The backdrop is the Gold Rush, which is said to have made a Sherriff’s job much easier: if there’s trouble, you follow the gold to get to the source of the unrest. But when we meet the central brothers Eli (John C. Reilly, goofy, soulful and great at physical comedy as ever) and Charlie (Joaquin Phoenix, quietly enigmatic) one random dark night at the start of the film, there doesn’t seem to be any wealth to be pursued. With the playful last name “Sisters,” the pair of cold-blooded hit-men, without much thought about the consequences of their actions, murder a household of people in a tightly orchestrated set piece of nocturnal shootouts. The reason remains unknown—with this job and everything else, the ruthless duo answers to a much feared, mostly unseen mysterious crime boss called ‘The Commodore’ and habitually assassinates their way through the 1850s Oregon. Along the way, they bond and trivially bicker about life as casually as they kill.
But just when the soft-edged Eli starts contemplating his future and ongoing profession despite the unaffected heavy drinker Charlie’s shrugs, The Commodore sets them up for a new task. They will tail and kill a criminal called Hermann Kemit Warm (Riz Ahmed, cheekily mysterious) for reasons we would slowly piece together later—for now, he is just a thieving enemy who once betrayed their boss. Enter Morris (Jake Gyllenhaal, reuniting with Ahmed after “Nightcrawler”), a British-accented bounty hunter for hire, tasked with delivering Warm to the brothers. But then the prospect of immediate wealth turns tables for everyone involved—the brainy chemist Warm’s creamy invention that makes gold glaringly appear in water, redefines priorities at once. The two pairs, traced on parallel storylines for a while (that admittedly slows down the film’s previously absorbing rhythm), find themselves entangled in a ploy against each other. Along the way, local madams, kindly prostitutes, further the accidentally amusing events and some dead horses unfortunately enter the story, sharpening the film’s tone as an original yet studied homage to its genre.

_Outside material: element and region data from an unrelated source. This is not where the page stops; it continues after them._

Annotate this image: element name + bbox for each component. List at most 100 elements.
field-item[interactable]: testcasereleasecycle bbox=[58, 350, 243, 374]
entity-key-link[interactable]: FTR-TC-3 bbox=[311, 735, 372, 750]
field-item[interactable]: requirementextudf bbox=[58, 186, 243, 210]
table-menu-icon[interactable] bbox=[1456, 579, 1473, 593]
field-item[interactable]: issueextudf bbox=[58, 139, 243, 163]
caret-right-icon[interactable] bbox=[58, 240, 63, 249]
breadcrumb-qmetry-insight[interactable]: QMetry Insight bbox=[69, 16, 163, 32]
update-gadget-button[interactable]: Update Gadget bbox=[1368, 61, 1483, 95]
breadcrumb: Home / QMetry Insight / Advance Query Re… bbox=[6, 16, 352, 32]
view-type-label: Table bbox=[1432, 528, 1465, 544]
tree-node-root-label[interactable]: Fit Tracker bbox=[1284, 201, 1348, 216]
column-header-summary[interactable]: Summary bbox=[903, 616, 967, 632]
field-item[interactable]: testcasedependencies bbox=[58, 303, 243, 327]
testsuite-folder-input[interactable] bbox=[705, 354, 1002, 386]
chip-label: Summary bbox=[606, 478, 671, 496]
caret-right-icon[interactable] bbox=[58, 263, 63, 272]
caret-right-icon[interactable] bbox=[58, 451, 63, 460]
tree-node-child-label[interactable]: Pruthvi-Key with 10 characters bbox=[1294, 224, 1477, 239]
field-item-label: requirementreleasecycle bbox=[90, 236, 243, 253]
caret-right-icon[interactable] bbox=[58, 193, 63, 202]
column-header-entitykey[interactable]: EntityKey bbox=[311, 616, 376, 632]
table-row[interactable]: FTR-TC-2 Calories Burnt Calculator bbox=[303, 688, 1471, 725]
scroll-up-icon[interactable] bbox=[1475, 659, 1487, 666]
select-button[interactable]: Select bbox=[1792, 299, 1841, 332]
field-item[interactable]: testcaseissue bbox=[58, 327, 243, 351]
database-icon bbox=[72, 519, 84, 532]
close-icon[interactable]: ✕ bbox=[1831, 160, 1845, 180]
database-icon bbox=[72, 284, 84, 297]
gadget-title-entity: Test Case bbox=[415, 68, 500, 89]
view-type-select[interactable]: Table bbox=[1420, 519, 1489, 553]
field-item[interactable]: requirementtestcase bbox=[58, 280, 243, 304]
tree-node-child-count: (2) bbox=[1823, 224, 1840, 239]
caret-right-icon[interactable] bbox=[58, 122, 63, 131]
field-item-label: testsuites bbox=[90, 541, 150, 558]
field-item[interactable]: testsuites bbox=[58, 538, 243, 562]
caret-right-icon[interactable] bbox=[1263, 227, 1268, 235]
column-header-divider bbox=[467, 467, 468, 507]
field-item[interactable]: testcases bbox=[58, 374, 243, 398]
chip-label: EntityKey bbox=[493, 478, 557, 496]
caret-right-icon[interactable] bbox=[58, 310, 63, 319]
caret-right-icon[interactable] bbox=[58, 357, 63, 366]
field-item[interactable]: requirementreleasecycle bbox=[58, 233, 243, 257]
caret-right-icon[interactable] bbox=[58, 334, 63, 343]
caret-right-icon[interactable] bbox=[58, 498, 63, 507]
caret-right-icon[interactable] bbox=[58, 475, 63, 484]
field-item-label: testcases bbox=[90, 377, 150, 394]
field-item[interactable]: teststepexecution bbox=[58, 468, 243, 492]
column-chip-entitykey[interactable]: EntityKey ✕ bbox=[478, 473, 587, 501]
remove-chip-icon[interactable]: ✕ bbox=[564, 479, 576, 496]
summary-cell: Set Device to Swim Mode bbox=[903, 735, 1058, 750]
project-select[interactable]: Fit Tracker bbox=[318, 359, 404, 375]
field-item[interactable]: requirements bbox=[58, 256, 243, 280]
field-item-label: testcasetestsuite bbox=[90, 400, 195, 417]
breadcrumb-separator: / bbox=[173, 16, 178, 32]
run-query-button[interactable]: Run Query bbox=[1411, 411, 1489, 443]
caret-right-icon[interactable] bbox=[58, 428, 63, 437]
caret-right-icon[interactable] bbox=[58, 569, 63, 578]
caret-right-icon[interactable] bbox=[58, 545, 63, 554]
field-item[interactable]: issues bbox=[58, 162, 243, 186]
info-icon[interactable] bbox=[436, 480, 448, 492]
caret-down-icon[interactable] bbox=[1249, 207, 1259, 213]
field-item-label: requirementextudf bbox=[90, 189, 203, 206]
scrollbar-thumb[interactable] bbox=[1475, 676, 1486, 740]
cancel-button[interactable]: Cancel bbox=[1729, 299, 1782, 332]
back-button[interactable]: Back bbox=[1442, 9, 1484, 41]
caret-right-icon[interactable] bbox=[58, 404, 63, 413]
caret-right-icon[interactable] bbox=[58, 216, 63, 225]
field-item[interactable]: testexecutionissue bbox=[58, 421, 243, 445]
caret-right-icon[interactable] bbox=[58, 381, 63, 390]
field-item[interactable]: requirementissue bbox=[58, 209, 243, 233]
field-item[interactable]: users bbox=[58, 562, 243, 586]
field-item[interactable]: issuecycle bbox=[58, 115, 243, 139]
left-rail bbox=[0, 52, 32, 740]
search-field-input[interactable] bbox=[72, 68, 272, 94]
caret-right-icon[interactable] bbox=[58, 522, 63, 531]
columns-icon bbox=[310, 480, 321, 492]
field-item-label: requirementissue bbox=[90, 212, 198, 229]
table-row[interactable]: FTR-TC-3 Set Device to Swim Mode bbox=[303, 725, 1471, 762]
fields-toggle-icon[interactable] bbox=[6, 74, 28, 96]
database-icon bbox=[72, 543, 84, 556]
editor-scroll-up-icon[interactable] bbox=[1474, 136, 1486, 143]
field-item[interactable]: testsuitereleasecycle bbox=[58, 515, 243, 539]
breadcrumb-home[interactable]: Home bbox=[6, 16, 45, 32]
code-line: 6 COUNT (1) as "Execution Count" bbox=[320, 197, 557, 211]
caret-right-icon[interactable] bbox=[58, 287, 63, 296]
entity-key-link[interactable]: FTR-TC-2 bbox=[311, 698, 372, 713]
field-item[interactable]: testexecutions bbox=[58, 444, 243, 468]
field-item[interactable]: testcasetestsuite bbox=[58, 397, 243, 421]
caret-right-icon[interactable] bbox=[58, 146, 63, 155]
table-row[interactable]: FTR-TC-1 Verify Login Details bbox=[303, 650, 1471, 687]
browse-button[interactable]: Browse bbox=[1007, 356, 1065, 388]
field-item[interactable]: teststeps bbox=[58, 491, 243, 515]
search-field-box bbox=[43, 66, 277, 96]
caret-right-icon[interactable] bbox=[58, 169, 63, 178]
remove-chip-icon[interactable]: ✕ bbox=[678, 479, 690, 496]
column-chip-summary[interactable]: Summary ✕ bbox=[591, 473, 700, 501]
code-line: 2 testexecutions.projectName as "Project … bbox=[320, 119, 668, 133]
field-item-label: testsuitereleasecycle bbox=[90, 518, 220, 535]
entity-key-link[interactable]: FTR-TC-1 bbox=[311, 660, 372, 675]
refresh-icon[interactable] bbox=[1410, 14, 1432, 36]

A delightful tale of familial ties balanced well with a slick cat-and-mouse yarn, “The Sisters Brothers” owes much of its breezy charm to John C. Reilly, whose comic timing does wonders for the meatiest and most multifaceted character of the ensemble. Phoenix feels right at home in Charlie’s quieter shoes, while Gyllenhaal’s familiarly on-edge persona and a mischievous turn from Ahmed impress. Reilly and Phoenix demonstrate tremendous chemistry throughout—we buy both their longtime amity and occasional callousness, especially when the script drip-feeds the brothers’ back-story into the narrative. In this bittersweet tale with a sentimental heart, and among a dangerous milieu of blood, greed and spiders (one in particular that causes the film’s biggest gross-out moment), Audiard’s characteristically sensitive touch gradually lifts familial emotions, letting them linger in the air long after the credits roll.